А тут еще непонятный указ. И «цидулка» самого Христиани, как бы затверждающая этот указ: «Благородный и почтенный господин шихтмейстер! — рассыпался хитрый саксонец в казенных любезностях. — Понеже нынешним летом, по определению Канцелярии, отгрузка руды с Красноярской пристани на завод отменяется, вам, шихтмейстеру Ползунову, надлежит прогульное это время занять осмотром судов и устранением всякого рода неисправностей и дефектов, кои обнаружатся, дабы наилучшим образом подготовить флотилию к будущей навигации…»

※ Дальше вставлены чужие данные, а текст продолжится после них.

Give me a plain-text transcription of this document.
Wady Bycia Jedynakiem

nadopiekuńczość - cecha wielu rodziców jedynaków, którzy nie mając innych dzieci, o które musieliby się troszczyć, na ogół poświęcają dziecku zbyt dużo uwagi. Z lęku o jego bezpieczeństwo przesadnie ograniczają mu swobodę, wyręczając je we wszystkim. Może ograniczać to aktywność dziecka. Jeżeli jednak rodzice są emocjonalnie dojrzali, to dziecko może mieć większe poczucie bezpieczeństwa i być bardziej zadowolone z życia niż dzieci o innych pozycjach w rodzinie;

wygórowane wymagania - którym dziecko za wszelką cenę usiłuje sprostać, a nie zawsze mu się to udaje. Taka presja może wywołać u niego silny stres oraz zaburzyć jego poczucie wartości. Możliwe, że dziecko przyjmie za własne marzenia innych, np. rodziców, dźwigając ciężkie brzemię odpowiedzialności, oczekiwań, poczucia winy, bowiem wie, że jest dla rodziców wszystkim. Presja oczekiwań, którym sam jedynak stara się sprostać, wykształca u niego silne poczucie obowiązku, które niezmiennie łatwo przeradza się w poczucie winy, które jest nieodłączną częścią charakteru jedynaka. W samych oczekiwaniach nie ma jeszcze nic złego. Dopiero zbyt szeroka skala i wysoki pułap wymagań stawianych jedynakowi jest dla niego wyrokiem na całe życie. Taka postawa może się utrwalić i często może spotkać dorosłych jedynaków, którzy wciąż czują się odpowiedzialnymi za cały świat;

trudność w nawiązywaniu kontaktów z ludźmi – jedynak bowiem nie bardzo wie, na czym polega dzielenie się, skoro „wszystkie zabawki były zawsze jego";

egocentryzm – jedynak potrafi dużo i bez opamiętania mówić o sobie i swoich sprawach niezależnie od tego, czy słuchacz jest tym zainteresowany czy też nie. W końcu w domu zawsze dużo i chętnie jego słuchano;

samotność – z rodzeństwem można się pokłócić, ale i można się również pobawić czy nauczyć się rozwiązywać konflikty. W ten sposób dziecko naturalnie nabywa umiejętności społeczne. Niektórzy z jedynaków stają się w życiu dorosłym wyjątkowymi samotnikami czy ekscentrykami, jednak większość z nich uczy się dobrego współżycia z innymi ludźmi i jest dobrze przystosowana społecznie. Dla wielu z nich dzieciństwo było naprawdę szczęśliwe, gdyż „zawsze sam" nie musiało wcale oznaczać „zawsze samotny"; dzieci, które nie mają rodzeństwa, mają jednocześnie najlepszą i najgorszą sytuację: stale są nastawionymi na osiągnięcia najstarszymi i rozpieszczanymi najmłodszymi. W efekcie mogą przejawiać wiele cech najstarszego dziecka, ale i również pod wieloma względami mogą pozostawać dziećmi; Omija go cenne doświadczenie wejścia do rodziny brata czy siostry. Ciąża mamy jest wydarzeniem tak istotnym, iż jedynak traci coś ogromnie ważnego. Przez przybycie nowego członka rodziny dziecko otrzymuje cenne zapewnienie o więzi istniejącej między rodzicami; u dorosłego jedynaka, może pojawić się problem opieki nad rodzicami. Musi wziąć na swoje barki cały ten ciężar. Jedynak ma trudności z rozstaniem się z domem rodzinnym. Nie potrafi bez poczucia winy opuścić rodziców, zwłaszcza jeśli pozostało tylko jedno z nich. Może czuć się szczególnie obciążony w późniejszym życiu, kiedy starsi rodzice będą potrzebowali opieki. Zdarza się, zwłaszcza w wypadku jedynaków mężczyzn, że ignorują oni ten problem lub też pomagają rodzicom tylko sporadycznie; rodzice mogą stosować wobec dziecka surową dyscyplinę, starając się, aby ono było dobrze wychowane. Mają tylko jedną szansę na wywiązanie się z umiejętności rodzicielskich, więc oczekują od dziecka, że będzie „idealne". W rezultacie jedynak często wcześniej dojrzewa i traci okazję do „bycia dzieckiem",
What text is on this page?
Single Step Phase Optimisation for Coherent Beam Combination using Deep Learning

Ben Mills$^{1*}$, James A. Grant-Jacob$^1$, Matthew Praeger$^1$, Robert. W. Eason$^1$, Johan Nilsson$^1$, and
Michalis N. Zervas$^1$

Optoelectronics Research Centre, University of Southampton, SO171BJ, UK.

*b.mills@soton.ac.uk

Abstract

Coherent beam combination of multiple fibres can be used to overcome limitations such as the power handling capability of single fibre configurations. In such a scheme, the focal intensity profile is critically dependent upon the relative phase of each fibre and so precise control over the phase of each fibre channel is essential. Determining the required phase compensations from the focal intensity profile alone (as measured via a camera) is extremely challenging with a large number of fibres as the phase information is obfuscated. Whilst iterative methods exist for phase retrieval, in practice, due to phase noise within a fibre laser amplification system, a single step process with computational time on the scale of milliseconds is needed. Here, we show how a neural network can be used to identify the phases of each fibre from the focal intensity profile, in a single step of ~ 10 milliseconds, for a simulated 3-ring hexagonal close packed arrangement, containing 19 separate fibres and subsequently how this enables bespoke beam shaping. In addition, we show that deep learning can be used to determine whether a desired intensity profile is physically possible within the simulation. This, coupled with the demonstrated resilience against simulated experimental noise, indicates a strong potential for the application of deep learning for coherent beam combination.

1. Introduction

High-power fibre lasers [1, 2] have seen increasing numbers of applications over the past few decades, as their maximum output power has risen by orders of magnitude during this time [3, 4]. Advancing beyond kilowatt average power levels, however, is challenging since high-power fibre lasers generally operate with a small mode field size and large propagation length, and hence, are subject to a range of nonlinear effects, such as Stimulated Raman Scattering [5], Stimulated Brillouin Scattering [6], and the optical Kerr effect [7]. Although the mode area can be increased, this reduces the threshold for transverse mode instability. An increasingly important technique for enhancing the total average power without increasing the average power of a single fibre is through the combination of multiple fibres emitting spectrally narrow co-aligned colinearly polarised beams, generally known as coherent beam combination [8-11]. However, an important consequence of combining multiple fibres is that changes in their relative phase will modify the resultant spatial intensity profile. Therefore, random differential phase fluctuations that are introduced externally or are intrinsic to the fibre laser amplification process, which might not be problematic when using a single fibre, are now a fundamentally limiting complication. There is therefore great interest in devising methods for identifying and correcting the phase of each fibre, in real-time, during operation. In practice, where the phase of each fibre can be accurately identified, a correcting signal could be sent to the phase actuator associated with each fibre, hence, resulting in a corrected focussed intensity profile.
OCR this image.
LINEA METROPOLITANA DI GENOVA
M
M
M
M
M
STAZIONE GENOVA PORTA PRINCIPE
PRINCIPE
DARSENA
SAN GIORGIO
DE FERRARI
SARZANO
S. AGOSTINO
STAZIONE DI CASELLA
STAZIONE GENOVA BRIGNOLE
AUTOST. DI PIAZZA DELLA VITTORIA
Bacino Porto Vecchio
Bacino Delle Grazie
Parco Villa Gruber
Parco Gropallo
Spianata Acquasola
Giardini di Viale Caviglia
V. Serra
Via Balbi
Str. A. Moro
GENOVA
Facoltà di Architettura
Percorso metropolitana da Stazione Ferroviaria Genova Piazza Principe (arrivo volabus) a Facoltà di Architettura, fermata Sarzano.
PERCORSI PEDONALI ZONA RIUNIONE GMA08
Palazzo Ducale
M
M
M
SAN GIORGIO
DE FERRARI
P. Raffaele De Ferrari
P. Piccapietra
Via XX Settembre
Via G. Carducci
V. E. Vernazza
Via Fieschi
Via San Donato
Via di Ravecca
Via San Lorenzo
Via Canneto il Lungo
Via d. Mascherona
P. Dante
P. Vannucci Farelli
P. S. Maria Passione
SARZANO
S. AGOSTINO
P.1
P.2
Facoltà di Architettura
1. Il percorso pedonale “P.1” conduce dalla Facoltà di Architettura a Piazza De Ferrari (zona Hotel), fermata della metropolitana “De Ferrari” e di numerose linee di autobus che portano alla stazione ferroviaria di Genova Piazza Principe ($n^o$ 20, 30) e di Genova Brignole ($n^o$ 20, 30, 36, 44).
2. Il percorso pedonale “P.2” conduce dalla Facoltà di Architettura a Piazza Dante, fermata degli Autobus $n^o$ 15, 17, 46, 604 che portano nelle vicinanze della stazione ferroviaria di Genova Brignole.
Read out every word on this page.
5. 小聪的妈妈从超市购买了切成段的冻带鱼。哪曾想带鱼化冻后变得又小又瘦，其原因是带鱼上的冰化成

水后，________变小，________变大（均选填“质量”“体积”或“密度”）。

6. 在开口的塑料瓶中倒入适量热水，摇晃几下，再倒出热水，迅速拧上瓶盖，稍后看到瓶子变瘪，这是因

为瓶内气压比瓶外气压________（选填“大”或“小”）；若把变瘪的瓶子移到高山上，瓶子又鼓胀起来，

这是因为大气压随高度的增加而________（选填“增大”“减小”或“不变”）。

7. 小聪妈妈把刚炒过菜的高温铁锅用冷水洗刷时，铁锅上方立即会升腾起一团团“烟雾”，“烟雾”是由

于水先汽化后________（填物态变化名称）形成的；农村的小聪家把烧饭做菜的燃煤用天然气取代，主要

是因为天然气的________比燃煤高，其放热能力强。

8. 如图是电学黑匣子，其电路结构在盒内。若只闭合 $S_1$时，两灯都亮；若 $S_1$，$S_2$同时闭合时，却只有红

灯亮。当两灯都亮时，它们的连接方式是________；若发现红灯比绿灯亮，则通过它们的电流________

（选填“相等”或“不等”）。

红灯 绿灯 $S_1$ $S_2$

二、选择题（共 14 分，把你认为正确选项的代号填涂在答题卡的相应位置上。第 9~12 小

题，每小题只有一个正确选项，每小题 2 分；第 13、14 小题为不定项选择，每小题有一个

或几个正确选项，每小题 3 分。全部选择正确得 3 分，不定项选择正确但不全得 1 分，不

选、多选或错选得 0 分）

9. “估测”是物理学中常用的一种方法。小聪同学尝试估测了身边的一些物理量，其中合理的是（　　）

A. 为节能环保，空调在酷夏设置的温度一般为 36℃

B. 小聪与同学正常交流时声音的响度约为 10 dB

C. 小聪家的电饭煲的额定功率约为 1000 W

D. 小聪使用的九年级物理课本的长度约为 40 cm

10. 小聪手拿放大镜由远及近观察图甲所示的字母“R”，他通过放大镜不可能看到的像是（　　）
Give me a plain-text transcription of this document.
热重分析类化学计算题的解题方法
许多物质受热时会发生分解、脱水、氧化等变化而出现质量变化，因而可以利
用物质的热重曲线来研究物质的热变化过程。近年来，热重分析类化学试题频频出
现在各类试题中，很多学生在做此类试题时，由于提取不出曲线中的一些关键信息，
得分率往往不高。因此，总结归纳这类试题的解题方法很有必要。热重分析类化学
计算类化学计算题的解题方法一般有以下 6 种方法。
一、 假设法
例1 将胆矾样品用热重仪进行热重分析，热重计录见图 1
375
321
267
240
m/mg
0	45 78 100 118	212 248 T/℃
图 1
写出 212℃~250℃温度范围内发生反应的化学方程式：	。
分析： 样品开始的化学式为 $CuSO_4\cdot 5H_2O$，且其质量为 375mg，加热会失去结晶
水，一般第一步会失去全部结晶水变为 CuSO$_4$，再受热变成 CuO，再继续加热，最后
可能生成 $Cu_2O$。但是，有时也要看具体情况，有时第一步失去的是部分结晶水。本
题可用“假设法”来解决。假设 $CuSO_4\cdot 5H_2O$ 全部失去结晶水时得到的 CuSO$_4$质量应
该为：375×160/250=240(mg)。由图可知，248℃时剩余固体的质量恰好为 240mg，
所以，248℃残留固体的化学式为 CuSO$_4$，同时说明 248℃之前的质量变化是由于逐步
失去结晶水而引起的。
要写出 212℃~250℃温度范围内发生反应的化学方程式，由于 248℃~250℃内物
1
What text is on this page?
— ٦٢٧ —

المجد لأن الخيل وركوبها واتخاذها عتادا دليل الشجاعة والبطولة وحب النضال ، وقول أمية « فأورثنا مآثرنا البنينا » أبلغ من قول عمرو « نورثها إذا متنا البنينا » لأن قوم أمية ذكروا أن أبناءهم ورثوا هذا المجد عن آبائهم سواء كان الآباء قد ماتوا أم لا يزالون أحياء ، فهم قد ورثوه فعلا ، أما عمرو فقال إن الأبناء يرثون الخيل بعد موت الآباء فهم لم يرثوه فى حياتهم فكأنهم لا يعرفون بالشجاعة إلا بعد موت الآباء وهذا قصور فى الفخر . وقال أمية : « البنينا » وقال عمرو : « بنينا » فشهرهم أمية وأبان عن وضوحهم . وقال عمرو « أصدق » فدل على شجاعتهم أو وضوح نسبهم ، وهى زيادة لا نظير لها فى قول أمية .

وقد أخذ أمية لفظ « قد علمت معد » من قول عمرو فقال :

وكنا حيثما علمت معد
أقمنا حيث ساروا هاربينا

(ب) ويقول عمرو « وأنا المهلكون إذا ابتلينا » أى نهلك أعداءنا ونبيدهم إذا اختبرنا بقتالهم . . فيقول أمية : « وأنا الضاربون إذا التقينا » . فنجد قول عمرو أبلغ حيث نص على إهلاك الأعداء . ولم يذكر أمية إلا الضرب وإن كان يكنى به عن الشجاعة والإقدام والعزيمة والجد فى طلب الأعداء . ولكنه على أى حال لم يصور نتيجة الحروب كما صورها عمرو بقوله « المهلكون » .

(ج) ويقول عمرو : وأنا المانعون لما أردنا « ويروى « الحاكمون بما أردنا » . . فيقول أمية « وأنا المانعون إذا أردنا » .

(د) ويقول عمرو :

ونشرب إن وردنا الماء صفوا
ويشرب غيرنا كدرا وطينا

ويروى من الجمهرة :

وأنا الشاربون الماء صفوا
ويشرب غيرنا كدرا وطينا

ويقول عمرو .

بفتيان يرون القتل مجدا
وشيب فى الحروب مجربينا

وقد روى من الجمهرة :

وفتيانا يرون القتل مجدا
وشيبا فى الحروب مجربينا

«Как отменяется?» — вслух удивился шихтмейстер, трижды перечитав записку, и только одно уяснил: нынче судам стоять на приколе! И это в то время, когда руду с Колывани поставляют исправно, обоз за обозом — амбары и сейчас уже основательно ею забиты. А что будет к зиме? Более того, какие тут залежи образуются к будущей весне! И двух флотилий не хватит, чтобы все разгрузить и сплавить на завод за лето, в одну навигацию. Да и где их взять, эти «две флотилии», если и одна-то дышит на ладан… Неблагоразумство сие не на шутку смутило и возмутило шихтмейстера: «Это о чем же они там думали, члены Канцелярии во главе с Иоганном Христиани, сподобив такой указ?»